Jim Kerr: “Taormina meravigliosa anche d’inverno”

TAORMINA – Jim Kerr, il cantante britannico, frontman dei Simple Minds, regala parole d’amore alla Città di Taormina. L’artista nativo di Toryglen, Glasgow, vive nella Perla dello Ionio ed è ormai un “taorminese d’adozione” dall’inizio degli Anni Duemila, quando decise di acquistare un hotel in zona.
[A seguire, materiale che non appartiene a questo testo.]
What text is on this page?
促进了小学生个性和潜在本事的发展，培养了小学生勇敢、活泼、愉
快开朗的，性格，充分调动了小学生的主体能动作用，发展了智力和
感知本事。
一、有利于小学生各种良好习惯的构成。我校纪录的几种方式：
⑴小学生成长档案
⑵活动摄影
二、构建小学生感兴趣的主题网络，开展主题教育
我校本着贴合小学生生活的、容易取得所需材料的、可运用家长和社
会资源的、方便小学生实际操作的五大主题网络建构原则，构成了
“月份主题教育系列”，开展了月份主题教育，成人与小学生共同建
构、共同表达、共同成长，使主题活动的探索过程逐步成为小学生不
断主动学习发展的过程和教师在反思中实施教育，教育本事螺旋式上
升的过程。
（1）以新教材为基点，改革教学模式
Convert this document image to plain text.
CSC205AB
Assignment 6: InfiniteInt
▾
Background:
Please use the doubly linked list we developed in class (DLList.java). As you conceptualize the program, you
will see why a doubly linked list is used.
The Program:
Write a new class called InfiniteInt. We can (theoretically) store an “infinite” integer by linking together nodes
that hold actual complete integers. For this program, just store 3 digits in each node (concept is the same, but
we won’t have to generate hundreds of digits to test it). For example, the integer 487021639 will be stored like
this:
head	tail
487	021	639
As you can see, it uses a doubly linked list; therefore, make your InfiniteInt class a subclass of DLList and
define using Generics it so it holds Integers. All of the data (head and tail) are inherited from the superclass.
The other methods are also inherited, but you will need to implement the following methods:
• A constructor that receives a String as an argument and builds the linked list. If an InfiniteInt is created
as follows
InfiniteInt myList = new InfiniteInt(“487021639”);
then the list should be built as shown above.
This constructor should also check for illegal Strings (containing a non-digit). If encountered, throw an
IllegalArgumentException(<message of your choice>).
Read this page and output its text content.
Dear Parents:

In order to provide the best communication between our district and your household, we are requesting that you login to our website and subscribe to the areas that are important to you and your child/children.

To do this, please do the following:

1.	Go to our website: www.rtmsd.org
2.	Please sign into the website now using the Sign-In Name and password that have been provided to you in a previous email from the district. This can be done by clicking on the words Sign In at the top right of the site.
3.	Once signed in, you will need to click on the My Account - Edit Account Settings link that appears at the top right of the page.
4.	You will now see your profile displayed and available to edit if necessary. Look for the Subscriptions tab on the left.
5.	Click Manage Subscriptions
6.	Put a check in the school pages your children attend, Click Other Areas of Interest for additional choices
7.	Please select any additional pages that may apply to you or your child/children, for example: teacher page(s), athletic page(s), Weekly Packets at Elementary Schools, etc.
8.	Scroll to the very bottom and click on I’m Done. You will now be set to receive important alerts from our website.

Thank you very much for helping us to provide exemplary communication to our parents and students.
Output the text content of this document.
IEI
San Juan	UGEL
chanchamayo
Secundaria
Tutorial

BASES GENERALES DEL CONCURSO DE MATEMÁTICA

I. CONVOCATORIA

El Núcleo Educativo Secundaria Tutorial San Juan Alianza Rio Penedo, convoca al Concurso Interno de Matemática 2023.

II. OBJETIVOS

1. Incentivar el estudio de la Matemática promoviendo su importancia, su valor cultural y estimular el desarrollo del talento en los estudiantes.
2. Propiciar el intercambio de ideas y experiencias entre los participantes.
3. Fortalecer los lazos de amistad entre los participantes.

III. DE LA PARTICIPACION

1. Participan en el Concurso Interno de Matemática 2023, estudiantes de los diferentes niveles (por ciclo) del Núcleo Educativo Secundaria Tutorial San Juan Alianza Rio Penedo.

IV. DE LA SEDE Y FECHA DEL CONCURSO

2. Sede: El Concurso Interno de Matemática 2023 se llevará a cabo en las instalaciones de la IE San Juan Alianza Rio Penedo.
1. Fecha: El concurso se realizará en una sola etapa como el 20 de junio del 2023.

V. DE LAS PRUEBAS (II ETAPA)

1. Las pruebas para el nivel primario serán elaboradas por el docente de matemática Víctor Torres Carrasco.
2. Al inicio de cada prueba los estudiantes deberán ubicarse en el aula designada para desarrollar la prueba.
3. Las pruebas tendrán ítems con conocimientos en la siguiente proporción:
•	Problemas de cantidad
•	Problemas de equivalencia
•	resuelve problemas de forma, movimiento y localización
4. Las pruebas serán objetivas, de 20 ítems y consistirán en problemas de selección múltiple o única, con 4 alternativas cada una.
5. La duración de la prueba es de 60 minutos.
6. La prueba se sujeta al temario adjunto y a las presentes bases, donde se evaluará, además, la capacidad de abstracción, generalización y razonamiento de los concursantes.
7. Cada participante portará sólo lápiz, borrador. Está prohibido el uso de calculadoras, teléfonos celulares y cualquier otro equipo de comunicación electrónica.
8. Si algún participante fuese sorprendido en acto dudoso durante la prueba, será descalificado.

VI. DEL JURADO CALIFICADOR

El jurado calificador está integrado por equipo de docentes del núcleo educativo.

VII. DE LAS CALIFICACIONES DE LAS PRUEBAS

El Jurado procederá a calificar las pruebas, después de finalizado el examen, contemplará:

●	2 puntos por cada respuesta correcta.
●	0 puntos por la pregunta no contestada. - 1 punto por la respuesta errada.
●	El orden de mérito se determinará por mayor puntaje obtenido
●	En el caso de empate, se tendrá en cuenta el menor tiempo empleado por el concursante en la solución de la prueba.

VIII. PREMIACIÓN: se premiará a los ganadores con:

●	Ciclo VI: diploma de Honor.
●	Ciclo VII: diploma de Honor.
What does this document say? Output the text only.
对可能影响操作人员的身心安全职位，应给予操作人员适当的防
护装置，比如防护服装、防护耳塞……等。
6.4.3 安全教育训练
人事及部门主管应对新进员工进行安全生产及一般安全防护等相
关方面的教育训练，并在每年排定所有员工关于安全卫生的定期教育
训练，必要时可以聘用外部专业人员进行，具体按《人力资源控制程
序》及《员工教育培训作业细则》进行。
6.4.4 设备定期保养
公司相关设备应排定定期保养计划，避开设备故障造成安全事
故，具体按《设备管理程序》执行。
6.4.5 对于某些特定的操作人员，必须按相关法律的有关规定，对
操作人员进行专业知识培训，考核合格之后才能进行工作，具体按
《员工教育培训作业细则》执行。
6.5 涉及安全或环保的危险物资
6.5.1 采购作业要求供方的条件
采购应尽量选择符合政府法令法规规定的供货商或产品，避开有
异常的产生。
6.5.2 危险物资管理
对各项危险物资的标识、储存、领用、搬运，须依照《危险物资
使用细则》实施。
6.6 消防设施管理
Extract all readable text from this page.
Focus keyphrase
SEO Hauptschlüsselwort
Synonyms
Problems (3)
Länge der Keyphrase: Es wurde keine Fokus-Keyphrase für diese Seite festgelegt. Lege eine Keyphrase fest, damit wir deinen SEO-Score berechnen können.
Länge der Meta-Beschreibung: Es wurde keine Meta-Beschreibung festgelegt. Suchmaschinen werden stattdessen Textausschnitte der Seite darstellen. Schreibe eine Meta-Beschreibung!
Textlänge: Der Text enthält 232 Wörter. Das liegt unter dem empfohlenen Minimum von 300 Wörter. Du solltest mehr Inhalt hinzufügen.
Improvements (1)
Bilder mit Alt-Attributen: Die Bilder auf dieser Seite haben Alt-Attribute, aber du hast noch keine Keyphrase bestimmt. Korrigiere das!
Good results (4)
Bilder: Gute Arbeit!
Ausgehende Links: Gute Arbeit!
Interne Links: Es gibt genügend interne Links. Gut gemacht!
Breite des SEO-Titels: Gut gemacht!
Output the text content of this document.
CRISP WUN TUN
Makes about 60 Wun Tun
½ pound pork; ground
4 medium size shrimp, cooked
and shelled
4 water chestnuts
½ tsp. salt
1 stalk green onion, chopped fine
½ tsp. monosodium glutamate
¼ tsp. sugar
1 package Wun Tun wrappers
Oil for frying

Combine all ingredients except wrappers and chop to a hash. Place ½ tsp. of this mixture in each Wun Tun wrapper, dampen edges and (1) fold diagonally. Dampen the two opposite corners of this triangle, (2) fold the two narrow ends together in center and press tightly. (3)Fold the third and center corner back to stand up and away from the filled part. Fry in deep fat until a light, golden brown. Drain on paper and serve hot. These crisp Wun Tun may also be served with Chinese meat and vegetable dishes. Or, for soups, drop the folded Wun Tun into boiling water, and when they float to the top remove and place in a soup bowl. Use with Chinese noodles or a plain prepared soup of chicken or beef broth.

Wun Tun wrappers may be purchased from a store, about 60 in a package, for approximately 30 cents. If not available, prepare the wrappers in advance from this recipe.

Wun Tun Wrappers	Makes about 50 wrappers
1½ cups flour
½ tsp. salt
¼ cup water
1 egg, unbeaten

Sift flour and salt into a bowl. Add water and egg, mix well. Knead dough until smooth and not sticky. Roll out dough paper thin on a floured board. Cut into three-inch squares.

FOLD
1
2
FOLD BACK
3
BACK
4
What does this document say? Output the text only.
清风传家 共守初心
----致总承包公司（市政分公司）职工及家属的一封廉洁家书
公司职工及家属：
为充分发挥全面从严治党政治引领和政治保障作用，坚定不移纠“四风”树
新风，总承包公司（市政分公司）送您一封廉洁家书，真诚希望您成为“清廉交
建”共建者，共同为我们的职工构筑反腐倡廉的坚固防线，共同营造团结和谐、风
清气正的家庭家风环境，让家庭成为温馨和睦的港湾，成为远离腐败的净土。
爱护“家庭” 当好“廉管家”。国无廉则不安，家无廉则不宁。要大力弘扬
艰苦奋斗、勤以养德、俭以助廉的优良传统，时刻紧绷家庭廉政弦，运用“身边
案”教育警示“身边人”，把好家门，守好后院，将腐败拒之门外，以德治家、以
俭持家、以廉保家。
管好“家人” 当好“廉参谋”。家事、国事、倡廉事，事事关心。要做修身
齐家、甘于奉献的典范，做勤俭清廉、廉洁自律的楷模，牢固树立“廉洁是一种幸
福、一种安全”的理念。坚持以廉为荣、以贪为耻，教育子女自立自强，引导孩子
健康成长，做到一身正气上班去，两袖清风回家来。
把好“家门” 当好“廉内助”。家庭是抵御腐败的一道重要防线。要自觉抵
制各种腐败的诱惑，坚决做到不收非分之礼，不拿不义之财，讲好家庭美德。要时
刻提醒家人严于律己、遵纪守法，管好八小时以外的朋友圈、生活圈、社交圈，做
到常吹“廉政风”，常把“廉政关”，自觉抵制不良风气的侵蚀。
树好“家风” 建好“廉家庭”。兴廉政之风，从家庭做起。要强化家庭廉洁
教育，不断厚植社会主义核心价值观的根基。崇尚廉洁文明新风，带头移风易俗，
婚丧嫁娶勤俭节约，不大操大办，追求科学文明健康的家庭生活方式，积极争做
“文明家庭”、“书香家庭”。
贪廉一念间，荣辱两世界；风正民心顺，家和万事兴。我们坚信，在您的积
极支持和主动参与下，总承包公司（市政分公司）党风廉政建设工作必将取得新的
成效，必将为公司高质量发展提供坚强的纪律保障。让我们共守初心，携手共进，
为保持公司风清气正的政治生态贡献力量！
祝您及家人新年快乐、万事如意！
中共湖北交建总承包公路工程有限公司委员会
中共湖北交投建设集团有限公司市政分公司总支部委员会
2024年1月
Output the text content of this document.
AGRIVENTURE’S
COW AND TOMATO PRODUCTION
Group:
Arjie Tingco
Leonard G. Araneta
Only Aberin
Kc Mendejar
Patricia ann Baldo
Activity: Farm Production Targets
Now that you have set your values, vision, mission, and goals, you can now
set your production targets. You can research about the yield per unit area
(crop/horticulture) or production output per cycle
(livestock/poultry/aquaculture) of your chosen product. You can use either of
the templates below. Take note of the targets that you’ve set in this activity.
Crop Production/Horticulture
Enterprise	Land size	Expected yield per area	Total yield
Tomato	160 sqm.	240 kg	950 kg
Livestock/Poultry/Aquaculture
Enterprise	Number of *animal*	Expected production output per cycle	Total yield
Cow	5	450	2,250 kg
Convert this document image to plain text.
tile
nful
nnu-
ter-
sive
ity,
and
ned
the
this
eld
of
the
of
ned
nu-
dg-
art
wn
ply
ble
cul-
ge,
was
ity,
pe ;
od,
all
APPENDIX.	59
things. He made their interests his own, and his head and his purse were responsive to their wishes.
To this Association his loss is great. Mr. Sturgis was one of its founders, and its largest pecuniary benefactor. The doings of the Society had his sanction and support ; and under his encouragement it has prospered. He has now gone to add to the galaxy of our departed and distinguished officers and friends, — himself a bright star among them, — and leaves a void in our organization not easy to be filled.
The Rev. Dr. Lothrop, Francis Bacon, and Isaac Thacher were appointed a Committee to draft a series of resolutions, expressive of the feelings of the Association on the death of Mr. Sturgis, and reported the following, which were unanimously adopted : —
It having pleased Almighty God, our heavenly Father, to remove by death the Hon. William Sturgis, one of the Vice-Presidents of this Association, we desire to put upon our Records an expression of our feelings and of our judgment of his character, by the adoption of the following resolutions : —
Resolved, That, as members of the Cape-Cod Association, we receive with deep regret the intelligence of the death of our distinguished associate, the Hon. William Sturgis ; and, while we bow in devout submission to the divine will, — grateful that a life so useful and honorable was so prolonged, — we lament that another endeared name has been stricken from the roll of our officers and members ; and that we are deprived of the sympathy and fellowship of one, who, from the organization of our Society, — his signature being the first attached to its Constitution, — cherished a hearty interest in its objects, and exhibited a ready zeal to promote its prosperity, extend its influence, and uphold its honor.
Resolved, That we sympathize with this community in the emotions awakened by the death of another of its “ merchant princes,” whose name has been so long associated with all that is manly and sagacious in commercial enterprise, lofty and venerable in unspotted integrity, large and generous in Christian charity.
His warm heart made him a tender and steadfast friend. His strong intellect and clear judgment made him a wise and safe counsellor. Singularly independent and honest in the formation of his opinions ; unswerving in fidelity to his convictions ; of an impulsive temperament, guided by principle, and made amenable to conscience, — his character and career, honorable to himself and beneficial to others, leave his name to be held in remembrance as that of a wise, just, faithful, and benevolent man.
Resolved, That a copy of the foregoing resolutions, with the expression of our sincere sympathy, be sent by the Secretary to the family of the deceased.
“Con pochi turisti e molti dei locali in vacanza in questo periodo dell’anno, si potrebbe facilmente essere perdonati per aver creduto di essere l’unica persona presente qui a Taormina, Sicilia. Un’illusione, ovviamente. Ma uno che posso concedermi qualche minuto ogni giorno, fino a metà marzo circa quando inizia ad arrivare ogni anno il primo trucco di visitatori. Dando il via ad ogni nuova stagione turistica, è la loro presenza che porta vitalità e linfa vitale in una parte del mondo che per secoli ha attirato sulle sue coste estranei pieni di curiosità. Fino ad allora però, mi godo a fondo la quiete di gennaio/febbraio a Taormina, e come in particolare tra il vuoto delle colline circostanti possa portarmi a credere che il tempo stesso si sia temporaneamente fermato. Solo che tutti sappiamo che il tempo non si ferma mai”.

“Un paio di giorni fa mi trovavo all’ombra di un certo numero di alberi che avevo aiutato a piantare all’Hotel Villa Angela quando sono arrivato in Sicilia per la prima volta oltre due decenni fa. Mai immaginato allora quanto sarebbero diventate alte, forti e belle quelle fragili piantine che stavamo mettendo nella terra indurita. Ricordo di essermi preoccupato per le loro possibilità di sopravvivere all’aridità del caldo e ai forti venti che sembrano spazzare via dalla baia che si trova sottostante. E ora con i progetti di piantare qualche albero in più nei mesi a venire, anche se non sono sicuro di riuscire a sedermi sotto di loro, guardando in lontananza la bellezza di un monte Etna innevato? Qualcuno sicuramente lo farà! È il mio regalo per loro. Ed in quel tema di tempo e immaginazione come avremmo potuto io e Charlie Burchill immaginare come sarebbero andate le cose quando 45 anni fa i Simple Minds sono saliti sul palco per la prima volta. Avevamo intrapreso un viaggio incredibilmente ancora in corso quasi mezzo secolo dopo”.